Maintenant: quelle est l’intention de ce blog ? C’est simple, déjà, de partager des connaissances sur le monde fascinant de la biologie, qui reste malheureusement très peu accessible. La biologie moderne est un sujet assez complexe, et, comme il s’agit d’une science très récente (la biologie telle qu’on la connaît n’est née qu’à la fin du XIXe siècle[2]), les connaissances qu’elle a accumulées et les concepts qu’elle a découverts n’ont pas encore été intégrés à la culture populaire de manière pérenne. Tout le monde a déjà entendu parler de génomes, d’ADN, de gènes, de mutations, de bactéries, de microorganismes, d’infections ou d’antibiotiques. Contrairement à d’autres sciences pour lesquelles les concepts et théories sont souvent relativement connus (comme le mouvement des planètes, l’existence de particules élémentaires, les propriétés de l’électricité, etc.), la biologie reste encore entourée d’une aura mystérieuse et nébuleuse. Cela tient pour beaucoup au foisonnement des termes techniques assez compliqués qu’elle utilise, mais aussi au fait que les concepts de la biologie reposent sur des acquis scientifiques provenant d’autres disciplines telles que la chimie, la physique, ou ce que l’on appelait les sciences naturelles (zoologie, anatomie, etc.), et auxquels tout le monde n’a pas accès. De plus, une grande confusion vient de ce que nous sommes exposés à beaucoup d’influences culturelles, notamment le cinéma, qui abordent et utilisent les concepts de la biologie (particulièrement ceux de la génétique: ADN, gènes, mutations, etc.) bien souvent de manière très simplifiée, incomplète, voire carrément erronée. Je te propose donc de découvrir avec moi, dans ce blog, quelques bases de la biologie. Aussi bien d’un point de vue historique (oui, c’est important de savoir d’où viennent les connaissances et comment elles ont été acquises) que, parfois, descriptif —ce que l’on sait aujourd’hui. J’espère, de cette manière, que je te permettrai de mieux comprendre tout un tas de choses et peut être que cela remettra peut-être en perspective certaines choses que tu pensais acquises, absolues mais qui ne le sont pas tant que cela.
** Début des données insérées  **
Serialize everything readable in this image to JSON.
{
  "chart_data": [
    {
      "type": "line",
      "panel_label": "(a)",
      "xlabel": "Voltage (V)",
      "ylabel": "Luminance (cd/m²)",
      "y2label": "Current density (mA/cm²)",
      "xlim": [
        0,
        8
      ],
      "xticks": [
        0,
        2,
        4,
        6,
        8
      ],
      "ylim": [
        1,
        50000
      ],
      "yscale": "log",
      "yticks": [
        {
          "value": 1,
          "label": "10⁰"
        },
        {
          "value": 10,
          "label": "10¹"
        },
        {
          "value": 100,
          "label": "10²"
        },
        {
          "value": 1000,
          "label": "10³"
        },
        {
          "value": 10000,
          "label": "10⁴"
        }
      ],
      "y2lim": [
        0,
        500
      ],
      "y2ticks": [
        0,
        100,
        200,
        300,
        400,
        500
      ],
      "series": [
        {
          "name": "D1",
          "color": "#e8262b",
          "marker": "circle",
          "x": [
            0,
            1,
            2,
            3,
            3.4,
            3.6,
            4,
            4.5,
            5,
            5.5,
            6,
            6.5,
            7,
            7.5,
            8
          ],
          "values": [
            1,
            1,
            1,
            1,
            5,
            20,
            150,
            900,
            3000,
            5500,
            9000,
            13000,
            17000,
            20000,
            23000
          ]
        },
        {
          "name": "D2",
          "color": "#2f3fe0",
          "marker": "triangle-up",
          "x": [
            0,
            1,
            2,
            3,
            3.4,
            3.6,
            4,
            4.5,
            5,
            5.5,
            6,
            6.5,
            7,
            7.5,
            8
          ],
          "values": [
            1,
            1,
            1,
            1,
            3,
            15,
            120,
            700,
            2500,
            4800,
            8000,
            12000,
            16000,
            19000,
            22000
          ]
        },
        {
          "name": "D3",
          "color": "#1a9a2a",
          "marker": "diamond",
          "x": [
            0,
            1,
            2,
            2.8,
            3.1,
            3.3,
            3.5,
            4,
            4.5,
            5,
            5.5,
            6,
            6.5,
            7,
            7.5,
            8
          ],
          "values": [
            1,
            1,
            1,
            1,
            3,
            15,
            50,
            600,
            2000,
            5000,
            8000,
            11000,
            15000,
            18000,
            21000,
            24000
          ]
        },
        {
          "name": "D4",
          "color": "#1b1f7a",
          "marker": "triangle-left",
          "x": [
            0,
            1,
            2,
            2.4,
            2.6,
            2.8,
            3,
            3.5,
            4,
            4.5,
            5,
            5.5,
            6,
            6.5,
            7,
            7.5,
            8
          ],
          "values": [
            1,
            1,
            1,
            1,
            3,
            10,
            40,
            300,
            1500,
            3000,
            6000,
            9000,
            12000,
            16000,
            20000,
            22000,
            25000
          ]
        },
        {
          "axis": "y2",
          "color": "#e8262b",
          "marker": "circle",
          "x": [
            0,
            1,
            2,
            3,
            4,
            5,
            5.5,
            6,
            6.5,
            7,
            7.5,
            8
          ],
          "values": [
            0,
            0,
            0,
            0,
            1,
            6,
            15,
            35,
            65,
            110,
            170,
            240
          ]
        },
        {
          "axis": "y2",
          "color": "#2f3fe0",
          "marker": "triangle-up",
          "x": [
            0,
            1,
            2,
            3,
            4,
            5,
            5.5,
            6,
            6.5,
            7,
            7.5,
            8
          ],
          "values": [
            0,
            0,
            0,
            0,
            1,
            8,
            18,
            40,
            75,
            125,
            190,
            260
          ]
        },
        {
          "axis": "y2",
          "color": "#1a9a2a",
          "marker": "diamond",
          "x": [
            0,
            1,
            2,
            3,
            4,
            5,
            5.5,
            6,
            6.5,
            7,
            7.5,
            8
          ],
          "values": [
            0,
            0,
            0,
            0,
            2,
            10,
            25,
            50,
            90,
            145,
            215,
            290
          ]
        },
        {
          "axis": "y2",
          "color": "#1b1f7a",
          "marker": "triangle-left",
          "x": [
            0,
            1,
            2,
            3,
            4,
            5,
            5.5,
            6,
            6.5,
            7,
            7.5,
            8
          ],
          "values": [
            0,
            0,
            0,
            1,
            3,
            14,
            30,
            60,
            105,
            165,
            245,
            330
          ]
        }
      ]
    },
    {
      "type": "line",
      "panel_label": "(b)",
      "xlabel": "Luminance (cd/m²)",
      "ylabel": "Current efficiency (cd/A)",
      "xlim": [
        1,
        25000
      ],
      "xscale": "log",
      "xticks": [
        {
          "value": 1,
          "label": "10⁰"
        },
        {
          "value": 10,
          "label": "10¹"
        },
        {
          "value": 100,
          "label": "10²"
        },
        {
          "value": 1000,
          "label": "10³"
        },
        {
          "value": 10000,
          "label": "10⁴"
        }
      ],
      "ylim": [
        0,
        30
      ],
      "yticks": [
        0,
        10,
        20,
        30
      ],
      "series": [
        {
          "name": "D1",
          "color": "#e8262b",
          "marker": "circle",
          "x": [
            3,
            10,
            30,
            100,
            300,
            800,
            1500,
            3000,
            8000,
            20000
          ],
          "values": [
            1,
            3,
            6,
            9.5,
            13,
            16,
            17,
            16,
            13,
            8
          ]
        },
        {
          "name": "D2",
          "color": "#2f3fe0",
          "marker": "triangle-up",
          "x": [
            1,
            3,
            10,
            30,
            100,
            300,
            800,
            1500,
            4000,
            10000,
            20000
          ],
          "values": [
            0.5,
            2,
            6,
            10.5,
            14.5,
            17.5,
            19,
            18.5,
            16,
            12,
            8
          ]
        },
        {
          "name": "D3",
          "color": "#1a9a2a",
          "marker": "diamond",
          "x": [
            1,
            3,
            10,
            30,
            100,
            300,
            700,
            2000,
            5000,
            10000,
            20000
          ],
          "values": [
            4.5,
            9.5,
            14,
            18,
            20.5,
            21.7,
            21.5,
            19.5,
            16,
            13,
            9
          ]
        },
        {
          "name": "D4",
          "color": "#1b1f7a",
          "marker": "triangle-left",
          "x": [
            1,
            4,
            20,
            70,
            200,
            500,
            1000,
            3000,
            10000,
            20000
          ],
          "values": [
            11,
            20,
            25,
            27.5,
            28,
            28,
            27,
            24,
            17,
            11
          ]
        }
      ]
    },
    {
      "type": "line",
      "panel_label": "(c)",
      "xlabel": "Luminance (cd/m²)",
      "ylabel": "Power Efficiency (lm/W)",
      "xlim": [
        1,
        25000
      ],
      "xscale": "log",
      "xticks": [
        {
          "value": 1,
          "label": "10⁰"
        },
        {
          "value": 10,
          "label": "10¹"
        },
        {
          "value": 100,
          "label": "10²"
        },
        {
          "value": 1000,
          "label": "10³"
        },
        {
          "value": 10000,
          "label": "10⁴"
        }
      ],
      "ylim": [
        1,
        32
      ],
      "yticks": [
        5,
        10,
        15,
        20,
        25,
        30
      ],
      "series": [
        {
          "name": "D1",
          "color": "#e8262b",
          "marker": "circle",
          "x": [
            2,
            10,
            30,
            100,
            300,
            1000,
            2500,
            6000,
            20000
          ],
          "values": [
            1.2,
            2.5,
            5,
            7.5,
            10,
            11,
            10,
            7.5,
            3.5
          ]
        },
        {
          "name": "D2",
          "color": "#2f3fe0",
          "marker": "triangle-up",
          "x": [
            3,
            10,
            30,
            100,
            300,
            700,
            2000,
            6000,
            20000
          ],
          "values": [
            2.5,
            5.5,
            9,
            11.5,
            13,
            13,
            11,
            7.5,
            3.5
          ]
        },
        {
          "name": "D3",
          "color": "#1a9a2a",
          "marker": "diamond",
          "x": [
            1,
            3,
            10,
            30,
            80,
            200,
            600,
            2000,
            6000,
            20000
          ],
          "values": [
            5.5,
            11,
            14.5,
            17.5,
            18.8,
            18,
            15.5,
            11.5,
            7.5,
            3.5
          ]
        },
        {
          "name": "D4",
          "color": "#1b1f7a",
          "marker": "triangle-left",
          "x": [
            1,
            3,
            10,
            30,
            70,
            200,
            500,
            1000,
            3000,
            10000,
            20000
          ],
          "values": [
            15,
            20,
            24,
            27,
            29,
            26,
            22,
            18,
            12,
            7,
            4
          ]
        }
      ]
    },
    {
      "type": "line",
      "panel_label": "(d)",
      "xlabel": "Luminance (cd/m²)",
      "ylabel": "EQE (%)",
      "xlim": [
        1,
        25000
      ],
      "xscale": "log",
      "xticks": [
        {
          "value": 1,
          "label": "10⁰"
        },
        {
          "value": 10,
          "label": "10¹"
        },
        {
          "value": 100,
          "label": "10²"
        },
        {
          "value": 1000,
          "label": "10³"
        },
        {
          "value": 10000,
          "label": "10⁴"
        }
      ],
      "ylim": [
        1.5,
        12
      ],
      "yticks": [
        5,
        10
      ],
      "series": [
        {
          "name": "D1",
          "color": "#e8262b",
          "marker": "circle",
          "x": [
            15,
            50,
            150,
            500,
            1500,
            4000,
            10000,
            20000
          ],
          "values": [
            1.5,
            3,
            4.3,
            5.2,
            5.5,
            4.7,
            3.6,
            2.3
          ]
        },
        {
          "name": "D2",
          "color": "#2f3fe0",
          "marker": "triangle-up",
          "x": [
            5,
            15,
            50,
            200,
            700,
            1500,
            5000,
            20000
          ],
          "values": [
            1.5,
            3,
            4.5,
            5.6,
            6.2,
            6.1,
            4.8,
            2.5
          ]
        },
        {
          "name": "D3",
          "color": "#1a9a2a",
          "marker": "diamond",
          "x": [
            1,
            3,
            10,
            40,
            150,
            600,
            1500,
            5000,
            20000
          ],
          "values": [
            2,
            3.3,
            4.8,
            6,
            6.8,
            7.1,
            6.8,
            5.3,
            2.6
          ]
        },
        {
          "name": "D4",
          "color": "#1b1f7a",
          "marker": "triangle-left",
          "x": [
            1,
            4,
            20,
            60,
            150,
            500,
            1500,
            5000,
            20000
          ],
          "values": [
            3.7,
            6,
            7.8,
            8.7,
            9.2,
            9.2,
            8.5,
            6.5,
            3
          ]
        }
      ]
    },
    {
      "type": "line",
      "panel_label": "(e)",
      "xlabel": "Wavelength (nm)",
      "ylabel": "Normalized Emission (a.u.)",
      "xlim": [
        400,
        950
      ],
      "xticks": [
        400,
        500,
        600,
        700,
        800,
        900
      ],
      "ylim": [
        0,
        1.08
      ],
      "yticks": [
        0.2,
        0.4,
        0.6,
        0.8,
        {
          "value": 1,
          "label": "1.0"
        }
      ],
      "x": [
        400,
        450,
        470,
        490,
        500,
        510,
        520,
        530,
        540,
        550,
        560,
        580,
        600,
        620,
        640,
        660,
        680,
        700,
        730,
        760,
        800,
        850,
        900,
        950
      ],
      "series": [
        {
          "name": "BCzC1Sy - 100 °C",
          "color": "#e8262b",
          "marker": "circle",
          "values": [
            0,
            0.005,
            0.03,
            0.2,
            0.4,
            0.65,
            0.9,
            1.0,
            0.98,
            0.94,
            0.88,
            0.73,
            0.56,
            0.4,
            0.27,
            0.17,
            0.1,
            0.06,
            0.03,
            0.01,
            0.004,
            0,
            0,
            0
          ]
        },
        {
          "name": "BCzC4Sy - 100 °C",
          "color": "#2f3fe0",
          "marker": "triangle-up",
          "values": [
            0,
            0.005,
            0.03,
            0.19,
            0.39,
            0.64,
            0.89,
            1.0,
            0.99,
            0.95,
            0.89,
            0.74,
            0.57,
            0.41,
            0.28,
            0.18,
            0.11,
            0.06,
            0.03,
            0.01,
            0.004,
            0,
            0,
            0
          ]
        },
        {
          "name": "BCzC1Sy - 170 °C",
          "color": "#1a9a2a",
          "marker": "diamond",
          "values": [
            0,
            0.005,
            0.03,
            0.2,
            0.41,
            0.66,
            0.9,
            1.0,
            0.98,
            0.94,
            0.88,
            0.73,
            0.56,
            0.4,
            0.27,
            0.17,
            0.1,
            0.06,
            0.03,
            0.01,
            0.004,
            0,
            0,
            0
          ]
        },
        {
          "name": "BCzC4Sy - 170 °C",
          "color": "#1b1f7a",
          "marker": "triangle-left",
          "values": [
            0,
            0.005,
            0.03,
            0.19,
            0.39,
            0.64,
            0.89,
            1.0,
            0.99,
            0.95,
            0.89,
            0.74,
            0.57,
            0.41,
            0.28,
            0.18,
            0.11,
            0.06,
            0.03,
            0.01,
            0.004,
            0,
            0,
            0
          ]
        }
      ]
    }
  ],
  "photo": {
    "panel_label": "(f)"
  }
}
Tu auras remarqué que j’ai ajouté deux références, déjà, pour appuyer quelques uns de mes propos —sur l’utilisation du tutoiement, et pour le côté récent de la biologie. C’est un contrat qu’il me faut passer avec toi: je te donnerai toutes les sources, articles scientifiques, études et autres ouvrages que j’utilise. Tu verras que parfois, j’en mets vraiment beaucoup. C’est ce que nous faisons en science, nous indiquons toujours d’où nous tirons nos affirmations, d’où elles proviennent. Toutes les affirmations-clés, doivent être justifiées par l’indication explicite de leur provenance, si elles sont issues d’autres travaux.

Voilà. Pour ce qui est des thématiques, cela dépendra ! Suspens ! Le but est de te faire comprendre la biologie — et t’aider à ne pas te faire manipuler par le premier charlatan ou conspirationniste venu — et de te donner l’impression d’apprendre quelque chose de manière sympathique. J’espère réussir dans cette mission.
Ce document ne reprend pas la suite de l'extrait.